The laughter up until when the Medic emerged from the infirmary with a blank expression. Everyone was tensed to hear the doctor's news with the same question in their mind: what happened to the RED Demoman.

Instead of satisfying their curiousity, the German pointed to the BLU Demoman. "I need some of your alcohol supply, herr Demo."

The Demoman was shocked at the Medic's request; no-one but he had access to the Scrumpy crates, and only he was allowed to have any. "Whot? Are ye mad?"

The Medic kept his composure when he replied: "He will not let me touch him or spouting nonsense. If zee RED Demoman is anyzhing like you, then he is sober at the moment und he needs to be drunk to stop zee screaming und blabbering."

"Of course he isn't like me!" the Scotsman affirmed, "that wee bastard can't even set his stickies roight, oi bet he don't drink as heavily as me."

"No offense mate," the Sniper retorted, "but ya don't make much sense when ya get sober either."

"Oi am perfectly capable bein' sober an' clear-cut."

"Last time you were sober, ya were screamin' bloody murder an' yappin' 'bout Truckie buildin' a time-travel machine an' seein' gun-totin' dinosaurs,"* the Aussie stated in a 'as-a-matter-of-fact' tone.

The Demoman sputtered in anger. "Yer not toochin' mah Scrumpy, least o' all that RED idiot!"


The Heavy opened a crate of the Demoman's prized moonshine and handed out two bottles to the Medic.

"You didn't haff to hit him so hard," the Medic told the Russian Heavy, "but danke for your help."

Cracking his knuckles in satisfaction, the Russian chuckled, "was not beeg problem. Leetle one-eye man can be annoying also."

The Scot in question lied on the floor, face-down, bleeding slightly from the nose. "Oh that smarts..." he mumbled.


For a second time the Medic returned from the infirmary, this time with a mildly surprised look on his face.

"Well doc?" the Sniper asked.

"He hasn't drunk alcohol in a long while," the Medic said, sounding surprised as much as the rest were, "at first he vas throwing up, but now he's asleep. Which has let me check his injuries."

"Which are?" the Engineer chimed in.

"Vell, his foot (the one which vas limping) vas completely skinned," the Medic explained, much to the disgusted shock of his teammates, "und zee bandage covering his right eye? Ja, his eye is not there anymore."

The room fell quiet. "What do you mean doktor?" the Heavy asked with a confused expression.

"Gone, gouged out, eye lids und everyzing," the German replied, making gestures for emphasis, "just ein hole left."

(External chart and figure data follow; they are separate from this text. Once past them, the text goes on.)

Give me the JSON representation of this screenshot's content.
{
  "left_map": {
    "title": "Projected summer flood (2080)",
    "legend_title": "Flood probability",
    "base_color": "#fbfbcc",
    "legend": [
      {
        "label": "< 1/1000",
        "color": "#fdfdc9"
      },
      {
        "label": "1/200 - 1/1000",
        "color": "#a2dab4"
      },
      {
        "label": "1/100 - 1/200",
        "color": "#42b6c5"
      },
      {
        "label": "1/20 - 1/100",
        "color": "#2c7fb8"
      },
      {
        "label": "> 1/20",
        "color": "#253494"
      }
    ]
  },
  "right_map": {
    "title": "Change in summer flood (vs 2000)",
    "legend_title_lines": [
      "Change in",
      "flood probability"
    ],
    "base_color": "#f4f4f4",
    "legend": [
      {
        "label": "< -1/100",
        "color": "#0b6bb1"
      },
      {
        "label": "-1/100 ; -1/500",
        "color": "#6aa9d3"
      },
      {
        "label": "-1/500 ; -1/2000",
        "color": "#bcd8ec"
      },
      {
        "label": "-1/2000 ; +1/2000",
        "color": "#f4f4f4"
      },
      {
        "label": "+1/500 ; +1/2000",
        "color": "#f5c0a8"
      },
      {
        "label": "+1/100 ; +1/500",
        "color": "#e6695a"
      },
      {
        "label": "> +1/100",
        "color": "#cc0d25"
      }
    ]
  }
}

"Gouged out?" the Scout asked in a scared tone.

"Ja, vith some metal object, probably ein knife or spoon."

The team had a series of varied but similar reactions: the Engineer and Scout shuddered; the Sniper and Soldier lay their heads low, looking somberly; the Spy twitched; the Heavy brought his hand up to cover his mouth; the Demoman covered his only eye as if to protect it, and the Pyro sniffed, clutching himself.

"Bloody hell..."

"Who did that tah 'im?" the Engineer asked around. Everyone denied having anything to do with the RED Demoman's crippled state. "Look, it had tah be someone from BLU, friendly fire keeps teammembers fro-" he stopped himself. After a moment, with the rest of the team looking on with curiousity, he muttered, "it's ceasefire...friendly fire is off..."

"You mean, another RED did dat to him?" the Scout asked in a terrified voice.

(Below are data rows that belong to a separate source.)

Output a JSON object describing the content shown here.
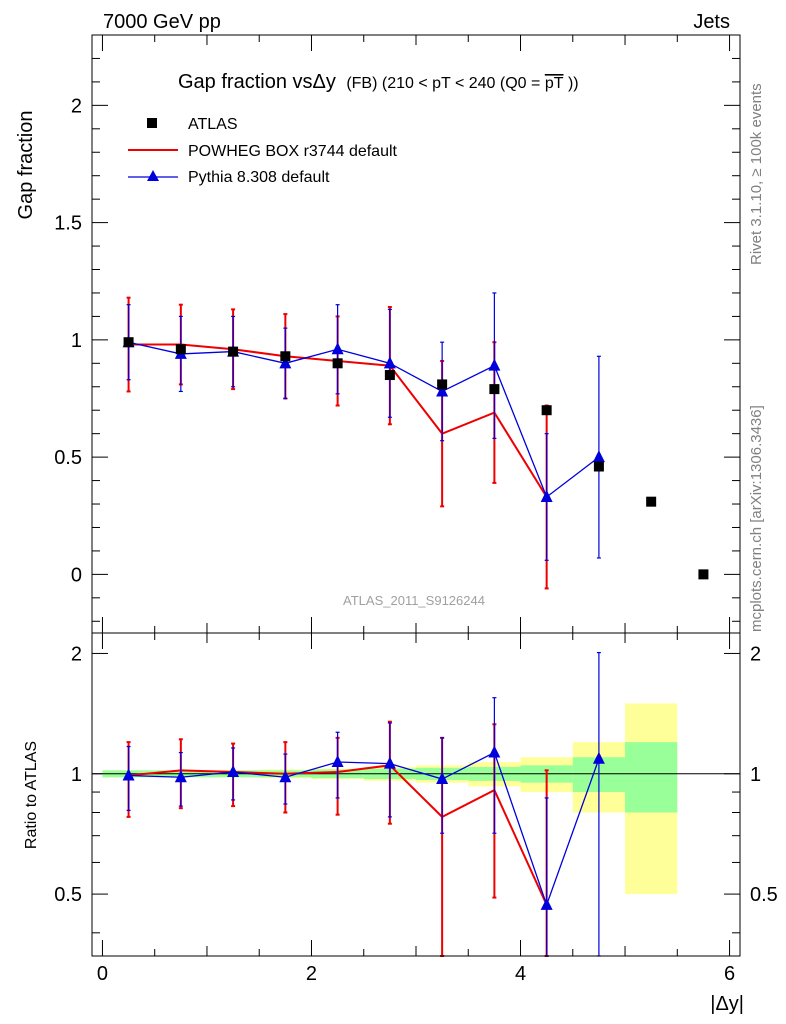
{
  "header": {
    "left": "7000 GeV pp",
    "right": "Jets"
  },
  "title": {
    "main": "Gap fraction vsΔy",
    "detail": "(FB) (210 < pT < 240 (Q0 =",
    "pt_bar": "pT",
    "close": "))"
  },
  "side_labels": {
    "rivet": "Rivet 3.1.10, ≥ 100k events",
    "mcplots": "mcplots.cern.ch [arXiv:1306.3436]"
  },
  "analysis_id": "ATLAS_2011_S9126244",
  "legend": [
    {
      "label": "ATLAS",
      "marker": "square",
      "color": "#000000"
    },
    {
      "label": "POWHEG BOX r3744 default",
      "marker": "line",
      "color": "#ee0000"
    },
    {
      "label": "Pythia 8.308 default",
      "marker": "triangle",
      "color": "#0000dd"
    }
  ],
  "chart_data": {
    "type": "scatter",
    "title": "Gap fraction vsΔy (FB) (210 < pT < 240 (Q0 =pT))",
    "xlabel": "|Δy|",
    "ylabel": "Gap fraction",
    "ratio_ylabel": "Ratio to ATLAS",
    "xlim": [
      -0.1,
      6.1
    ],
    "ylim": [
      -0.25,
      2.3
    ],
    "ratio_ylim": [
      0.35,
      2.25
    ],
    "x_ticks": [
      "0",
      "2",
      "4",
      "6"
    ],
    "y_ticks": [
      "0",
      "0.5",
      "1",
      "1.5",
      "2"
    ],
    "ratio_ticks": [
      "0.5",
      "1",
      "2"
    ],
    "bin_edges": [
      0,
      0.5,
      1.0,
      1.5,
      2.0,
      2.5,
      3.0,
      3.5,
      4.0,
      4.5,
      5.0,
      5.5,
      6.0
    ],
    "series": [
      {
        "name": "ATLAS",
        "x": [
          0.25,
          0.75,
          1.25,
          1.75,
          2.25,
          2.75,
          3.25,
          3.75,
          4.25,
          4.75,
          5.25,
          5.75
        ],
        "y": [
          0.99,
          0.96,
          0.95,
          0.93,
          0.9,
          0.85,
          0.81,
          0.79,
          0.7,
          0.46,
          0.31,
          0.0
        ]
      },
      {
        "name": "POWHEG BOX r3744 default",
        "x": [
          0.25,
          0.75,
          1.25,
          1.75,
          2.25,
          2.75,
          3.25,
          3.75,
          4.25
        ],
        "y": [
          0.98,
          0.98,
          0.96,
          0.93,
          0.91,
          0.89,
          0.6,
          0.69,
          0.33
        ],
        "err": [
          0.2,
          0.17,
          0.17,
          0.18,
          0.19,
          0.25,
          0.31,
          0.3,
          0.39
        ]
      },
      {
        "name": "Pythia 8.308 default",
        "x": [
          0.25,
          0.75,
          1.25,
          1.75,
          2.25,
          2.75,
          3.25,
          3.75,
          4.25,
          4.75
        ],
        "y": [
          0.99,
          0.94,
          0.95,
          0.9,
          0.96,
          0.9,
          0.78,
          0.89,
          0.33,
          0.5
        ],
        "err": [
          0.16,
          0.16,
          0.15,
          0.15,
          0.19,
          0.23,
          0.21,
          0.31,
          0.27,
          0.43
        ]
      }
    ],
    "ratio": {
      "atlas_band_inner": [
        0.02,
        0.02,
        0.02,
        0.02,
        0.025,
        0.03,
        0.035,
        0.04,
        0.05,
        0.1,
        0.2,
        0.0
      ],
      "atlas_band_outer": [
        0.02,
        0.02,
        0.02,
        0.025,
        0.03,
        0.04,
        0.05,
        0.07,
        0.1,
        0.2,
        0.5,
        0.0
      ],
      "powheg": {
        "y": [
          0.99,
          1.02,
          1.01,
          1.0,
          1.01,
          1.05,
          0.78,
          0.91,
          0.47
        ],
        "err": [
          0.21,
          0.2,
          0.18,
          0.2,
          0.22,
          0.3,
          0.45,
          0.42,
          0.55
        ]
      },
      "pythia": {
        "y": [
          0.99,
          0.98,
          1.01,
          0.98,
          1.07,
          1.06,
          0.97,
          1.13,
          0.47,
          1.09
        ],
        "err": [
          0.18,
          0.15,
          0.15,
          0.14,
          0.2,
          0.28,
          0.26,
          0.42,
          0.4,
          0.92
        ]
      }
    },
    "colors": {
      "atlas": "#000000",
      "powheg": "#ee0000",
      "pythia": "#0000dd",
      "band_inner": "#99ff99",
      "band_outer": "#ffff99"
    }
  }
}
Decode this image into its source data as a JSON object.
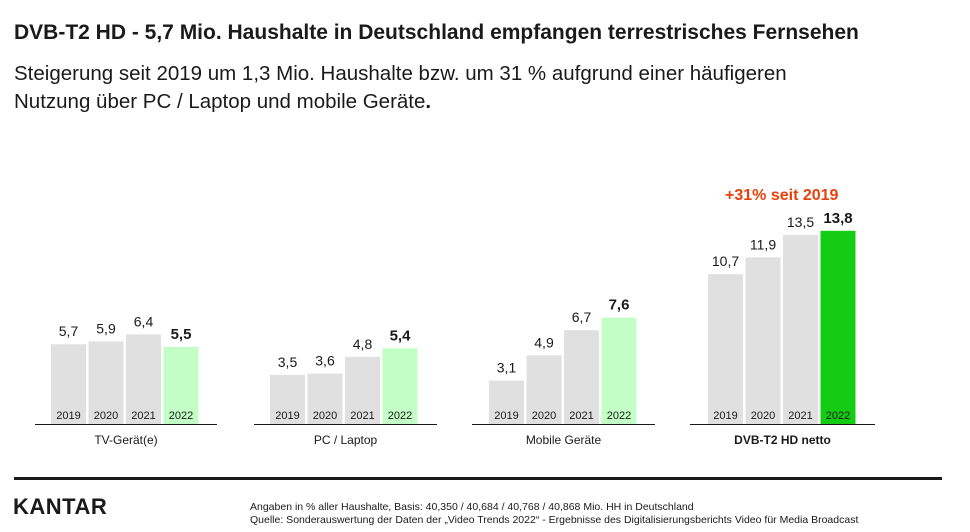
{
  "header": {
    "title": "DVB-T2 HD - 5,7 Mio. Haushalte in Deutschland empfangen terrestrisches Fernsehen",
    "subtitle_line1": "Steigerung seit 2019 um 1,3 Mio. Haushalte bzw. um 31 % aufgrund einer häufigeren",
    "subtitle_line2": "Nutzung über PC / Laptop und mobile Geräte",
    "subtitle_end": "."
  },
  "chart_data": {
    "type": "bar",
    "years": [
      "2019",
      "2020",
      "2021",
      "2022"
    ],
    "groups": [
      {
        "label": "TV-Gerät(e)",
        "values": [
          5.7,
          5.9,
          6.4,
          5.5
        ],
        "value_labels": [
          "5,7",
          "5,9",
          "6,4",
          "5,5"
        ],
        "highlight_color": "#c2fec6",
        "label_bold": false
      },
      {
        "label": "PC / Laptop",
        "values": [
          3.5,
          3.6,
          4.8,
          5.4
        ],
        "value_labels": [
          "3,5",
          "3,6",
          "4,8",
          "5,4"
        ],
        "highlight_color": "#c2fec6",
        "label_bold": false
      },
      {
        "label": "Mobile Geräte",
        "values": [
          3.1,
          4.9,
          6.7,
          7.6
        ],
        "value_labels": [
          "3,1",
          "4,9",
          "6,7",
          "7,6"
        ],
        "highlight_color": "#c2fec6",
        "label_bold": false
      },
      {
        "label": "DVB-T2 HD netto",
        "values": [
          10.7,
          11.9,
          13.5,
          13.8
        ],
        "value_labels": [
          "10,7",
          "11,9",
          "13,5",
          "13,8"
        ],
        "highlight_color": "#14cc14",
        "label_bold": true
      }
    ],
    "annotation": "+31% seit 2019",
    "colors": {
      "past_years": "#e0e0e0",
      "annotation": "#e8400c",
      "axis": "#1a1a1a"
    }
  },
  "footer": {
    "logo": "KANTAR",
    "note_line1": "Angaben in % aller Haushalte, Basis: 40,350 / 40,684 / 40,768 / 40,868 Mio. HH in Deutschland",
    "note_line2": "Quelle: Sonderauswertung der Daten der „Video Trends 2022“ - Ergebnisse des Digitalisierungsberichts Video für Media Broadcast"
  }
}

"So one of the RED's finally lost it," the Soldier mumbled to himself, "I knew they weren't war material, but Jesus, I didn't expect one of them to become an actual Section Eight."

While everyone looked to each other, the Medic shifted uncomfortably, trying to find the nerve to tell the truth. "Er..."

His colleagues turned to the Medic.

"Zat...isn't necessarily true..."


*Samuel Brook's Team Fortress 2: the Trouble with Time Travel, it's a very good read and I reccomend it.